Wérleson Alexandre de Lima Santos

werleson.santos@outlook.com

Sobre o entrevistado

O pesquisador Wérleson Alexandre de Lima Santos defendeu, em 2023, sua dissertação de mestrado pelo Programa de Pós-Graduação em Ciência da Informação da Universidade Federal do Pernambuco (UFPE), sob orientação do Prof. Dr. Hélio Márcio Paieú.

Natural do Pernambuco, Wérleson tem como hobbies ler livros, assistir filmes, ouvir músicas e praticar exercícios físicos. Atualmente, é pesquisador em Ciência da Informação.

Sua dissertação, intitulada “Descaminhos da informação em curso: desinformação e luta de classes no Brasil da Pós-Verdade” teve como objetivo realizar um estudo exploratório sobre a desinformação e a pós-verdade utilizando como base teórica o marxismo. O pesquisador traz uma abordagem mais materialista sobre a desinformação e localiza a pós-verdade como consequência da crise do neoliberalismo em 2008. No Brasil, são apontadas as Jornadas de Junho de 2013 como responsáveis por dar início aos problemas com pós-verdade, indicando a responsabilidade de entidades da Nova Direita, mídia tradicional, igrejas, think tanks e de uma esquerda hegemônica enfraquecida pela situação que o país se encontra.

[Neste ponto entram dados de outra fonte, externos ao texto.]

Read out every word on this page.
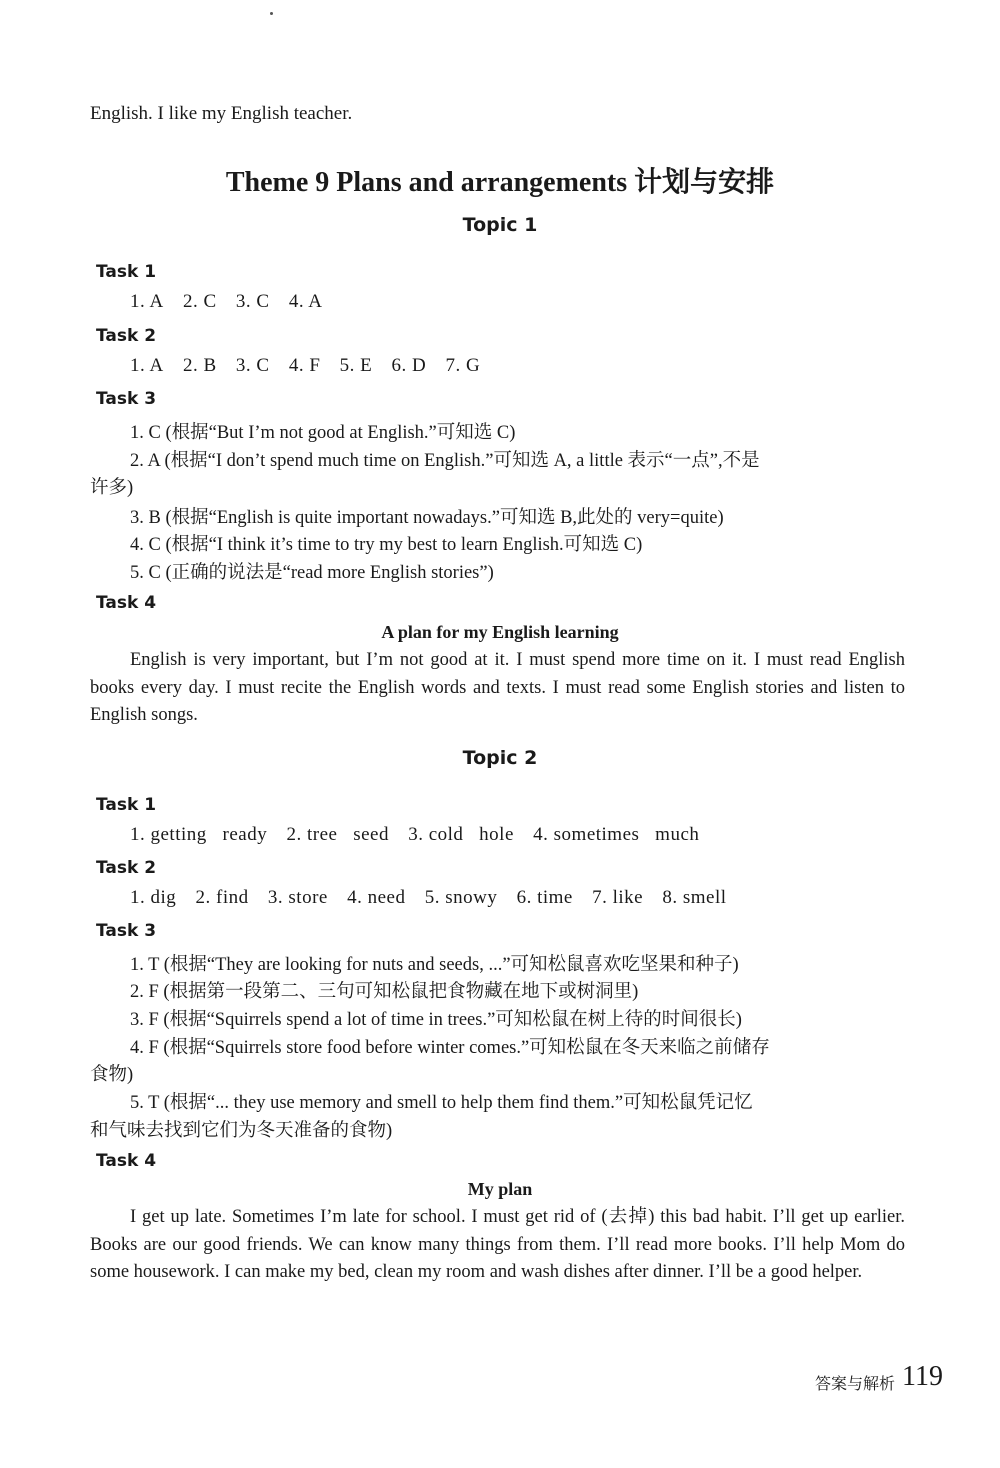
English. I like my English teacher.
Theme 9 Plans and arrangements 计划与安排
Topic 1
Task 1
1. A 2. C 3. C 4. A
Task 2
1. A 2. B 3. C 4. F 5. E 6. D 7. G
Task 3
1. C (根据“But I’m not good at English.”可知选 C)
2. A (根据“I don’t spend much time on English.”可知选 A, a little 表示“一点”,不是
许多)
3. B (根据“English is quite important nowadays.”可知选 B,此处的 very=quite)
4. C (根据“I think it’s time to try my best to learn English.可知选 C)
5. C (正确的说法是“read more English stories”)
Task 4
A plan for my English learning

English is very important, but I’m not good at it. I must spend more time on it. I must read English books every day. I must recite the English words and texts. I must read some English stories and listen to English songs.

Topic 2
Task 1
1. getting   ready 2. tree   seed 3. cold   hole 4. sometimes   much
Task 2
1. dig 2. find 3. store 4. need 5. snowy 6. time 7. like 8. smell
Task 3
1. T (根据“They are looking for nuts and seeds, ...”可知松鼠喜欢吃坚果和种子)
2. F (根据第一段第二、三句可知松鼠把食物藏在地下或树洞里)
3. F (根据“Squirrels spend a lot of time in trees.”可知松鼠在树上待的时间很长)
4. F (根据“Squirrels store food before winter comes.”可知松鼠在冬天来临之前储存
食物)
5. T (根据“... they use memory and smell to help them find them.”可知松鼠凭记忆
和气味去找到它们为冬天准备的食物)
Task 4
My plan

I get up late. Sometimes I’m late for school. I must get rid of (去掉) this bad habit. I’ll get up earlier. Books are our good friends. We can know many things from them. I’ll read more books. I’ll help Mom do some housework. I can make my bed, clean my room and wash dishes after dinner. I’ll be a good helper.

答案与解析 119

Ao final, relata sobre as alternativas de educação informacional para fomento de consciência crítica tomando como base a atuação política revolucionária.

Nesta entrevista, Wérleson nos relata sua experiência no mestrado e o desenvolvimento de sua pesquisa.

Divulga-CI: O que te levou a fazer o mestrado e o que te inspirou na escolha do tema da dissertação?

Wérleson Santos (WS): No final do meu TCC eu comecei a sentir o interesse de seguir carreira acadêmica, então era algo que já estava em cogitação. Assim que acabei a graduação, fui trabalhar em uma biblioteca escolar, e em um dia muito específico, um aluno de 11 anos veio até mim para mostrar um vídeo no YouTube sobre anarco-capitalismo que ele achou interessante. Comecei a reparar as limitações que tínhamos em combater esse tipo de conteúdo, e a partir daí comecei a trabalhar no projeto de pesquisa envolvendo desinformação e consciência crítica.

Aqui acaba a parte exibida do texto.